We still have a labor shortage. It is difficult to hire. All businesses today are reporting a difficulty. And this is one of the big challenges that the Fed's going to have is in order to really break the back of inflation, they may have to do some damage to the employment numbers. And that's a very, very sensitive area. But all of our clients are reporting difficulty and hiring high-quality people to fill jobs.
People have higher wages today than they've had in the past. We're seeing that in all of the due diligence we do on our clients. And so when you-- and we just heard, you know, retail sales are up. People are out shopping. They're out in restaurants. They're going out and doing things. So yes, inflation is headed down, and it will continue to head down. It is what my belief is. Oil is now back to pre-pandemic levels.
I believe that we will see inflation come down a bit. And yes, the market has reacted. But let's see what happens tomorrow or the next day or whatever. The market has a habit of jumping ahead of the news very quickly and then changing its mind. But when you talk to the clients on the ground, you talk to people who are running their businesses, things are still pretty good.

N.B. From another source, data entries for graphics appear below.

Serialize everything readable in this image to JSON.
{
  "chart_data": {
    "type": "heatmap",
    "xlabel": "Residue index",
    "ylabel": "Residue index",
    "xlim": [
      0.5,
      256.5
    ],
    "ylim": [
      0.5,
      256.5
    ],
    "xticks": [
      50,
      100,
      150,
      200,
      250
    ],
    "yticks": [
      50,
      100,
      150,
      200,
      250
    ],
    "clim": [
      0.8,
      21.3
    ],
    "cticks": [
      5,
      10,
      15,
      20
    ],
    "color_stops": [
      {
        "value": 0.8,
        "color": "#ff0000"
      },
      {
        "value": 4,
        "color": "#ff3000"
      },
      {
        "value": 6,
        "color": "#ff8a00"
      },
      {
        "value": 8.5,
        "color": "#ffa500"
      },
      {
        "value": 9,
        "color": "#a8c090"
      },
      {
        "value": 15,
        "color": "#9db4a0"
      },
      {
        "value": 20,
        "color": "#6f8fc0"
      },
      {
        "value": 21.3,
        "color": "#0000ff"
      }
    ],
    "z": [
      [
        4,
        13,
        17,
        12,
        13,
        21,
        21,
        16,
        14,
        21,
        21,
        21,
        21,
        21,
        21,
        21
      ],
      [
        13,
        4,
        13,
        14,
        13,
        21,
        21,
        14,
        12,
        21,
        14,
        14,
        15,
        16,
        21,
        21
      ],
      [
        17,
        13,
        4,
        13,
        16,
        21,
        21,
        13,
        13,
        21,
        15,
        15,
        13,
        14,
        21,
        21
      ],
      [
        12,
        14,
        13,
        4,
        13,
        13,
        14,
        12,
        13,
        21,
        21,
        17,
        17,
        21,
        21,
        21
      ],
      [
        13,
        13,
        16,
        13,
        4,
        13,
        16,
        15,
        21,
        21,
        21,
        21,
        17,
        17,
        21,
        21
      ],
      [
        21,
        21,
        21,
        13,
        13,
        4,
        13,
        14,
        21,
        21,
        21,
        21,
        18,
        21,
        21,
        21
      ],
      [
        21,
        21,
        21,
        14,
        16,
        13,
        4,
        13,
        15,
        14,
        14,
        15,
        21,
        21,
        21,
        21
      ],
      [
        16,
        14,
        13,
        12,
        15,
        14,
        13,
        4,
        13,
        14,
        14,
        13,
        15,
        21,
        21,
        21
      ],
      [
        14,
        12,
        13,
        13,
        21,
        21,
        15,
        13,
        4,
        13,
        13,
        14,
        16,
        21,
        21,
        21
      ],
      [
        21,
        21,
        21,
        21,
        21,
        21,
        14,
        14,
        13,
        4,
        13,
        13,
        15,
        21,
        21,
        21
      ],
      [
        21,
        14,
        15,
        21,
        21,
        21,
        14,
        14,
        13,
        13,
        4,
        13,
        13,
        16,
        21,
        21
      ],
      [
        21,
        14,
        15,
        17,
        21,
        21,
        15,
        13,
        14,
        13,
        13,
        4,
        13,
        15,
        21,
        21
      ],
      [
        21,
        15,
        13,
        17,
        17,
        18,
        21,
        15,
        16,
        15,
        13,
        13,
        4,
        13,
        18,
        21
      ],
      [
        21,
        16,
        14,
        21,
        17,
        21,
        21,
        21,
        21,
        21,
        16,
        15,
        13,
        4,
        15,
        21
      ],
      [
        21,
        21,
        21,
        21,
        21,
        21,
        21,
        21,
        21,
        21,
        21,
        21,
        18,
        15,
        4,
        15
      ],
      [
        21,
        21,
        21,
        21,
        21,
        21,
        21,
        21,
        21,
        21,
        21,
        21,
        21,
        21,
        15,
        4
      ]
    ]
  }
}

DAVE BRIGGS: A bit. Interesting to say inflation will come down a bit. It doesn't sound like 2%, the target. What are you telling clients given the uncertainty of the environment at '23?
FRANK SORRENTINO: Yeah. With all that's going on around the globe and here in this country and what we've just gone through relative to the COVID pandemic, I find it hard to believe that we're going to get back to a less than 2% inflation world. And I do believe that the Fed will be happy if we get sub 4%. And if we get into that, let's call a 2% to 4% range.
I think that last-- you know, it's sort of like losing weight, you know, the first chunk is easy. And then as you go along, it gets harder and harder. I think that last little bit to get closer to 2% is going to be very, very difficult to do with some of the transformative things that are going on in this environment. That being said, if we got closer to 3, I think everybody would be very happy.
SEANA SMITH: I think people would be very happy if we get closer to 3, considering where it is today. Frank Sorrentino, always great to have you, ConnectOne Bank's CEO. Thanks so much for joining us.